En matière de pacte de préférence, l’article 1123 instaure le même mécanisme au bénéfice du contractant voulant purger le droit de préférence d’un tiers : « Le tiers peut demander par écrit au bénéficiaire de confirmer dans un délai qu’il fixe et qui doit être raisonnable, l’existence d’un pacte de préférence et s’il entend s’en prévaloir…à défaut de réponse dans ce délai, le bénéficiaire du pacte ne pourra plus solliciter sa substitution au contrat conclu avec le tiers ou la nullité du contrat. »

Enfin, pour lever toute ambiguïté sur les pouvoirs conférés à un mandataire, l’article 1158 dispose : « Le tiers qui doute de l’étendue du pouvoir du représentant conventionnel à l’occasion d’un acte qu’il s’apprête à conclure, peut demander par écrit au représenté de lui confirmer, dans un délai qu’il fixe et qui doit être raisonnable, que le représentant est habilité à conclure cet acte…à défaut de réponse dans ce délai, le représentant est réputé habilité à conclure cet acte. »

Contrairement aux autres dispositions de l’ordonnance du 10 février 2016 ces trois actions interpellatoires sont d’application immédiate et peuvent donc être mises en œuvre y compris dans le cadre de contrats conclus antérieurement au 1er octobre 2016.

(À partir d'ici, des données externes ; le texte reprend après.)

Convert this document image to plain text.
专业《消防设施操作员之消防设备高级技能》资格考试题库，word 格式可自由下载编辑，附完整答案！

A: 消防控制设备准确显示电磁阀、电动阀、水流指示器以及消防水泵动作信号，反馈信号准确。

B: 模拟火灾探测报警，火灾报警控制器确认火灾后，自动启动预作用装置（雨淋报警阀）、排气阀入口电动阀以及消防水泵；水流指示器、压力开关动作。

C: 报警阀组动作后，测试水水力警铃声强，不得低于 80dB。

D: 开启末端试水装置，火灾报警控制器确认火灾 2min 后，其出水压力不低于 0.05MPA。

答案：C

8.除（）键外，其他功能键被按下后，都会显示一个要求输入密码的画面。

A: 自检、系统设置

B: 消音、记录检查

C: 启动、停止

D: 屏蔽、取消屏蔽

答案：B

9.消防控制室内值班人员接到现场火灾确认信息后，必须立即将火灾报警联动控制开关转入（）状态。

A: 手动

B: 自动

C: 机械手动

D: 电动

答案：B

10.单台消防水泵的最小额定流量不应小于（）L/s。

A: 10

La caducité dans les ensembles contractuels

Le principe même de la caducité et ses effets sont désormais codifiés sous les articles 1186 et 1187 : « Un contrat valablement formé devient caduc si l’un de ses éléments essentiels disparaît » ; « la caducité met fin au contrat. »

Surtout la loi nouvelle pose un principe d’indivisibilité des ensembles contractuels rendant caducs tous les contrats concernés par la même opération dès lors que l’un d’eux disparaît : « lorsque l’exécution de plusieurs contrats est nécessaire à la réalisation d’une même opération et que l’un d’eux disparaît, sont caducs les contrats dont l’exécution est rendue impossible par cette disparition et ceux pour lesquels l’exécution du contrat disparu était une condition déterminante du consentement d’une partie. »

II.2. Nouvelles dispositions relatives au contenu et à l’équilibre du contrat

Spécificités du contrat de services

Lorsque la qualité de la prestation n’est pas précisée au contrat, le nouveau article 1166 prévoit que : « …le débiteur doit offrir une prestation de qualité conforme aux attentes légitimes des parties en considération de sa nature, des usages et du montant de la contrepartie ».

Auparavant, à défaut de stipulation précise, le prestataire n’était tenu qu’à la fourniture d’une prestation « moyenne ».

Par ailleurs, le prix n’a pas à être obligatoirement déterminé ni déterminable, ni au moment de la conclusion du contrat, ni même au moment de l’exécution de la prestation. Dans cette hypothèse, le prix peut être fixé unilatéralement par le prestataire dans les conditions prévues par l’article 1165 : «…le prix peut être fixé par le créancier, à charge pour lui d’en motiver le montant en cas de contestation. En cas d’abus dans la fixation du prix, le juge peut être saisi d’une demande en dommages et intérêts. »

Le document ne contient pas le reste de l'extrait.